And so, quietly, leisurely, tranquilly, don Jaime got possession of a field here, then another there, then a third between the two; and in a few years he had rounded out a beautiful orchard of orange-trees with virtually no expenditure of capital at all. Thus his property went on increasing, and, with his radiant smile, his spectacles on his forehead and his paunch growing fatter and fatter, he could be seen surrounded by new victims, addressing them with the affectionate tu, patting them on the back, and vowing that this weakness he had for the doing of favors would some day bring him to dying like a dog in the gutter.

Thus he went on prospering. Nor was all the scoffing of city people of any avail in shaking the confidence reposed in him by that flock of rustics, who feared him as they feared the Law itself and believed in him as they believed in God.

A loan to a spendthrift eldest son made him the proprietor of the fine city mansion, which came to be known as "the Brull place." From that date he began to hob-nob with the large real-estate owners of the city, who, though they despised this upstart, made a small place for him in their midst with the instinctive solidarity that characterizes the freemasonry of money.
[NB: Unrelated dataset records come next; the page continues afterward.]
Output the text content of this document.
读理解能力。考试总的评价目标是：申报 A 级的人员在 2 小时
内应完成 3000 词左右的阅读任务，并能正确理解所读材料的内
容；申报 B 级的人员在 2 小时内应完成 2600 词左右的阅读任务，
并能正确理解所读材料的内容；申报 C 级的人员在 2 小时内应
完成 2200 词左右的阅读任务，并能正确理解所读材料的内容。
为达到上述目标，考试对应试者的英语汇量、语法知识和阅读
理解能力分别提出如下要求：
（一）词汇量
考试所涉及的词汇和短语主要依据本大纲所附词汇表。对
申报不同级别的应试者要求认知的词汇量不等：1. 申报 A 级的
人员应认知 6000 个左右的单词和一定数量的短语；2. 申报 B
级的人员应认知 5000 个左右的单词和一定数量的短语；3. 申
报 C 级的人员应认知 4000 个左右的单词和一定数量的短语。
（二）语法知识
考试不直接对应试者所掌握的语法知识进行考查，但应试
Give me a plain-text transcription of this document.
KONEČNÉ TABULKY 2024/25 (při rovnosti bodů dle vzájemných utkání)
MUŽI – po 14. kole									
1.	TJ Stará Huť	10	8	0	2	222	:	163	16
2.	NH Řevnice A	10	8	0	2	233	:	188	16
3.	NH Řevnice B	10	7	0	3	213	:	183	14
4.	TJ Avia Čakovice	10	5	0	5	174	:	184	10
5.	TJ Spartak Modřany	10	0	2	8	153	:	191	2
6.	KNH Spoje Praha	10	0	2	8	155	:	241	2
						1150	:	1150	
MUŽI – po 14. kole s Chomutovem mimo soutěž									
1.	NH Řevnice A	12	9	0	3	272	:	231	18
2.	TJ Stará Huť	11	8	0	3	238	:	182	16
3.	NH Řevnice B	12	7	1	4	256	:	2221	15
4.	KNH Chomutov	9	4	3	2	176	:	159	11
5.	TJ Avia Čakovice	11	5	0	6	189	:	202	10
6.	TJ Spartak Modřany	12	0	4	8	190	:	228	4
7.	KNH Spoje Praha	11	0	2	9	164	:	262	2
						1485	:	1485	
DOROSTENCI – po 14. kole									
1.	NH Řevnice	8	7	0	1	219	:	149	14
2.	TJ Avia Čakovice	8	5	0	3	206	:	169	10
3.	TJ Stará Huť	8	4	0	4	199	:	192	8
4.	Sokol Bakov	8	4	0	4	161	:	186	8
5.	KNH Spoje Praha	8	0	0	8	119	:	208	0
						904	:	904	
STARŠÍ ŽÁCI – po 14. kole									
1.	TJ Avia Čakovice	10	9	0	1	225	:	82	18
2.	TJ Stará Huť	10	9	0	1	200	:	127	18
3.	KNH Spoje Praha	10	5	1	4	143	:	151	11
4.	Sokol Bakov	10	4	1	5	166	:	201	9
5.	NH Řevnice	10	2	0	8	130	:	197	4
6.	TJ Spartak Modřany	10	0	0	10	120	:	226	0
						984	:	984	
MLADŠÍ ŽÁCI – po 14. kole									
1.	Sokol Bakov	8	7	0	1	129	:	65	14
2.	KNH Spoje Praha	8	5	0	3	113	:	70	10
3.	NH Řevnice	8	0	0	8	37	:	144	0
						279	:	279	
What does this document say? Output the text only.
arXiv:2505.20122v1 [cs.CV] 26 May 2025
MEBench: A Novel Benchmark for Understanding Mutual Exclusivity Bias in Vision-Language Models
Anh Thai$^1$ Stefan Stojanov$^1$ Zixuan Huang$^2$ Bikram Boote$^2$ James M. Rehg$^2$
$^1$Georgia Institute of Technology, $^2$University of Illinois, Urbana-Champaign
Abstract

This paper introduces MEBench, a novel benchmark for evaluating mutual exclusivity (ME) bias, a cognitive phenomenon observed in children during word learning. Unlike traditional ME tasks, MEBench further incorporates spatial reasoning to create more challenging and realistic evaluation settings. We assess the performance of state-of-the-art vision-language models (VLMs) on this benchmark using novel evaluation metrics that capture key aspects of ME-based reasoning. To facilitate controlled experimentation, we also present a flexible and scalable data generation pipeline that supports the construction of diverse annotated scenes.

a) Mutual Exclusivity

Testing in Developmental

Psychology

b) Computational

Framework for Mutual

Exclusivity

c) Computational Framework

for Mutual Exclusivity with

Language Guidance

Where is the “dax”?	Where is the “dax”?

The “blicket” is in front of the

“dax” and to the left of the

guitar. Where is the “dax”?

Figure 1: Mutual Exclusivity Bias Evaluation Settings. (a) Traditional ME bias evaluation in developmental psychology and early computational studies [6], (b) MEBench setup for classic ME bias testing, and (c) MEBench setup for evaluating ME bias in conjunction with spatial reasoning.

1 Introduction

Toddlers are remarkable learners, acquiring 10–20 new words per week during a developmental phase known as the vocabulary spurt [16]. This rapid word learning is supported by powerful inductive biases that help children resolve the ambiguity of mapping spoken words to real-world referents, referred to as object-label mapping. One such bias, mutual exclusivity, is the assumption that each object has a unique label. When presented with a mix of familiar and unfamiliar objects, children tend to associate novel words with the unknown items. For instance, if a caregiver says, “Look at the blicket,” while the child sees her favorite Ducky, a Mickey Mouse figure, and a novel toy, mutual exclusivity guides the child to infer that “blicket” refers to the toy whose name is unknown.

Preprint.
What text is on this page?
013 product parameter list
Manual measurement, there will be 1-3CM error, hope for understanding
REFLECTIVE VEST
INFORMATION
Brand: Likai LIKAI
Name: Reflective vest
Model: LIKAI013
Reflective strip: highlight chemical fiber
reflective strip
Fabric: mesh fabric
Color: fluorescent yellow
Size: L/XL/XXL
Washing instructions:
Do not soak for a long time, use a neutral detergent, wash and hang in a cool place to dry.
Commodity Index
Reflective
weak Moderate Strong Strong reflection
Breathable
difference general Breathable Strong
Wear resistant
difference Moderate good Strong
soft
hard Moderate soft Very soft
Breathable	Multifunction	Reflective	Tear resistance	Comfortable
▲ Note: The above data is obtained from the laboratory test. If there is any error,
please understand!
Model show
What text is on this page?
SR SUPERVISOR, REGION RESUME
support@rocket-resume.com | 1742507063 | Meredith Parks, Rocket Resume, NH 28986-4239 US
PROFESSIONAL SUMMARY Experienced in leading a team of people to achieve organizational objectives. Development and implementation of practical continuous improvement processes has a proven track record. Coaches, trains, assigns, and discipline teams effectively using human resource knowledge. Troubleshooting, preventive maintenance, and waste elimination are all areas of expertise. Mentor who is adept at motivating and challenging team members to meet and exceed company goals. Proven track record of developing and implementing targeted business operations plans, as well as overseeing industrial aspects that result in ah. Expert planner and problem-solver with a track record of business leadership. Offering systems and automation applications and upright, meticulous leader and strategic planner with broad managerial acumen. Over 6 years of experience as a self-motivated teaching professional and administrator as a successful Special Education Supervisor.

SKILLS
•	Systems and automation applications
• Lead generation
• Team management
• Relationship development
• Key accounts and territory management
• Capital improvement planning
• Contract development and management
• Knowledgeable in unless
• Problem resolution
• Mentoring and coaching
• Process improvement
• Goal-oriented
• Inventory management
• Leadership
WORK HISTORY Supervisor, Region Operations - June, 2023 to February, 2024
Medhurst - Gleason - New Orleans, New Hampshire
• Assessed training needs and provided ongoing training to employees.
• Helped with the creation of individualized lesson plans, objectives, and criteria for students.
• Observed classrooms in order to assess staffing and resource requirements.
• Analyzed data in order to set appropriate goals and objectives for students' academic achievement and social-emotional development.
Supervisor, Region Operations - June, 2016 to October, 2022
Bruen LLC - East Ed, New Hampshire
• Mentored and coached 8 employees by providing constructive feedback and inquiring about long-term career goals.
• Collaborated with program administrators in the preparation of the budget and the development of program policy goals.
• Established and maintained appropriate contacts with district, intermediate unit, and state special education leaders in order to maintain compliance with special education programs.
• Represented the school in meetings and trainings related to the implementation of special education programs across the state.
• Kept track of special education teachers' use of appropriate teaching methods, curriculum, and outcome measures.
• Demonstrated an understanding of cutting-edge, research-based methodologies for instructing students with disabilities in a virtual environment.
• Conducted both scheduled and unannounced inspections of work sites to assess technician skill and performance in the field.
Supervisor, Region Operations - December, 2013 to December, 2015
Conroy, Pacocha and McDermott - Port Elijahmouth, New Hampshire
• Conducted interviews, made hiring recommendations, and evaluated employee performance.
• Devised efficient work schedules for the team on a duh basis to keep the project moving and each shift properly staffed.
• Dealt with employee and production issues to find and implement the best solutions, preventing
To gain a little more standing for his name, he became a votary of San Bernardo, contributed to the funds for church festivals, and danced attendance on the alcalde, whoever that "mayor" might be. In his eyes now, the only people in Alcira were such as collected thousands of duros, whenever harvest time came around. The rest were rabble, rabble, sir!

Then, at last he resigned the petty offices he had been filling; and handing his usury business over to those who formerly had served him as go-betweens, he set himself to the task of marrying off his son and sole heir, Ramon, an idling ne'er-do-well, who was always getting into trouble and upsetting the tranquil comfort that surrounded old Brull as he rested from his plunderings.

The father felt the satisfaction of a bully in having such a tall, strong, daring and insolent son, a boy who compelled respect in cafes and clubs more with his fists than with the special privileges conferred in small towns by wealth. Let anyone dare make fun of the old usurer when he had such a fire-eater to protect him!

Ramon had wanted to join the Army; but every time he referred to what he called his vocation, his father would fly into a rage. "Do you think that is what I've worked for all these years?" He could remember the time when, as a poor clerk, he had been forced to fawn on his superiors and listen humbly, cringingly, to their reprimands. He did not want a boy of his to be shoved about hither and thither like a mere machine. "Plenty of brass buttons," he exclaimed with the scorn of a man never to be taken in by external show, "and plenty of gold braid! But after all, a slave, a slave!"

No, he wanted to see his son free and influential, continuing the conquest of the city, completing the family greatness of which he had laid the foundations, getting power over people much as he himself had gotten power over money. Ramón must become a lawyer, the only career for a man destined to rule others. It was a passionate ambition the old pettifogger had, to see his scion enter through the front door and with head proudly erect, the precincts of the law, into which he had crawled so cautiously and at the risk, more than once, of being dragged out with a chain fastened to his ankle.

Ramón spent several years in Valencia without getting beyond the elementary courses in Common Law. The cursed classes were held in the morning, you see, and he had to go to bed at dawn—the hour when the lights in the pool-rooms went out. Besides, in his quarters at the hotel he had a magnificent shotgun—a present from his father; and homesickness for the orchards made him pass many an afternoon at the pigeon traps where he was far better known than at the University.

This fine specimen of masculine youth—tall, muscular, tanned, with a pair of domineering eyes to which thick eyebrows gave a touch of harshness—had been born for action, and excitement; Ramón simply couldn't concentrate on books!

Old Brull, who through niggardliness and prudence had placed his son on "half rations," as he put it, sent the boy just money enough to keep him going; but dupe, in turn, of the wiles he had formerly practiced on the rustics of Alcira, he was compelled to make frequent trips to Valencia, to come to some understanding with money lenders there, who had advanced loans to his son on such terms that insolvency might lead Ramón to a prison cell.